DIA NACIONAL DO ATRASO

Silvio Prado, professor

O que esperar quando algo provém do ódio, do preconceito, da massificação de ideias mentirosas veiculadas meses inteiros pela grande mídia, cada vez mais bandida e acanalhada? Nada de novo no front da burrice e da alienação. Uma parte do Brasil, a parte privilegiada,continua a mesma!

Tudo igual a outros tempos que geraram,depois,escuridão,perseguições, prisões , torturas,mortes e desaparecimentos até hoje não explicados.

Pela maior emissora do pais, segue a convocação, sem disfarces, para um ato coletivo visando objetivos bem claros para a minoria de sempre. Os poucos privilegiados do país, com todos os bolsos e contas bancárias entupidos com dinheiro de origem espúria, seguem falando em moralidade.

Parte da massa, idiotizada e empobrecida, faz coro e nem percebe que serão seus direitos mínimos e básicos que serão trucidados no momento mais oportuno em que essa minoria tiver as mãos completamente livres para agir.

Nos últimos dias, a votação na Câmara Federal que abriu as portas para terceirizações de todo tipo é o anuncio mais declarado do projeto macabro que, se pudesse, traria em algum parágrafo a revogação da Lei Áurea e todas as conquistas que deram a esse pais um minimo de dignidade e civilização.

Hoje, 12 de abril, fantasiados de símbolos pátrios,o atraso sairá às ruas,certamente sem a mesma força de 15 de março. Mas persistirão os gritos pela volta da ditadura militar e por soluções que passem por cima da vontade popular.

O Brasil, dividido desde sua fundação, não tem mais como esconder essa divisão. O direito de ir às ruas é de todos. Porem, ocupar as ruas apenas para fazer avançar a democracia e jamais para retornos que provoquem retrocessos políticos.
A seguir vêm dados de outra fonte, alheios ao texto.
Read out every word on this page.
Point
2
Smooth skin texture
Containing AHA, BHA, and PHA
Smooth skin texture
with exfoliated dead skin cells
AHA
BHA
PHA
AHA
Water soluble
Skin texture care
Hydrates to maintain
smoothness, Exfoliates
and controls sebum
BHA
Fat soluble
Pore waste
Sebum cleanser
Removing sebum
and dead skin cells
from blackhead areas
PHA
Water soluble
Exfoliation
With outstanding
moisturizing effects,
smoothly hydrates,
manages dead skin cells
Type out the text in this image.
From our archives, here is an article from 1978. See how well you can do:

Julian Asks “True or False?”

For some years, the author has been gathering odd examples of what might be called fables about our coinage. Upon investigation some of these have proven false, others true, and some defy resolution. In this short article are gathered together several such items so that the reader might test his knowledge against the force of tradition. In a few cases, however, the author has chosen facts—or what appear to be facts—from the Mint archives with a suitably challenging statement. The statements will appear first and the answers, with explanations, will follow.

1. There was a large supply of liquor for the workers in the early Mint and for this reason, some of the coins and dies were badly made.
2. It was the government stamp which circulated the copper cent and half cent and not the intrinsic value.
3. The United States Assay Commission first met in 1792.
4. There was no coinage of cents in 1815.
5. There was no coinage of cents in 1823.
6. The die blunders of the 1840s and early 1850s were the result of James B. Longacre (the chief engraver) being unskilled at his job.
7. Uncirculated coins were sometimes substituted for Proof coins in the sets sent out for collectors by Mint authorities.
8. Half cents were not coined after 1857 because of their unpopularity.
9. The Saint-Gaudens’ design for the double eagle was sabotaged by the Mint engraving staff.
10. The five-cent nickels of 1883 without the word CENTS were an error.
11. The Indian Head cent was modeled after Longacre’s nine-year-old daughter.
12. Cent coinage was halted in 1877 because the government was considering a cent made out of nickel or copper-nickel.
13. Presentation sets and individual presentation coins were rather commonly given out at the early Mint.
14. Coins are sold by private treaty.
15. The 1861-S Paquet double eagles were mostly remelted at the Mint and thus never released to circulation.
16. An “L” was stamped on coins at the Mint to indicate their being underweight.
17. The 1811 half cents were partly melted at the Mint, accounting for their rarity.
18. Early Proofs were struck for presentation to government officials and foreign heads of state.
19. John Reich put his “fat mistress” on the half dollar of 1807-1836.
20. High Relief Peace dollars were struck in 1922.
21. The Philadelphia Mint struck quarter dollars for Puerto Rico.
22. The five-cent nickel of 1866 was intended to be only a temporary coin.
Os setores populares,precisam, imediatamente, não só fazer o mesmo, mas fazer tudo com maior organização, força e preparo para mandar de volta para os condomínios de luxo esses supostos democratas que, infelicitados por viverem fisicamente no Brasil, gostariam mesmo é de morar a meio metro de um shopping de Miami ou qualquer cidade onde não haja resquícios do Brasil e nem de sua gente negra, mestiça e em grande parte nordestina.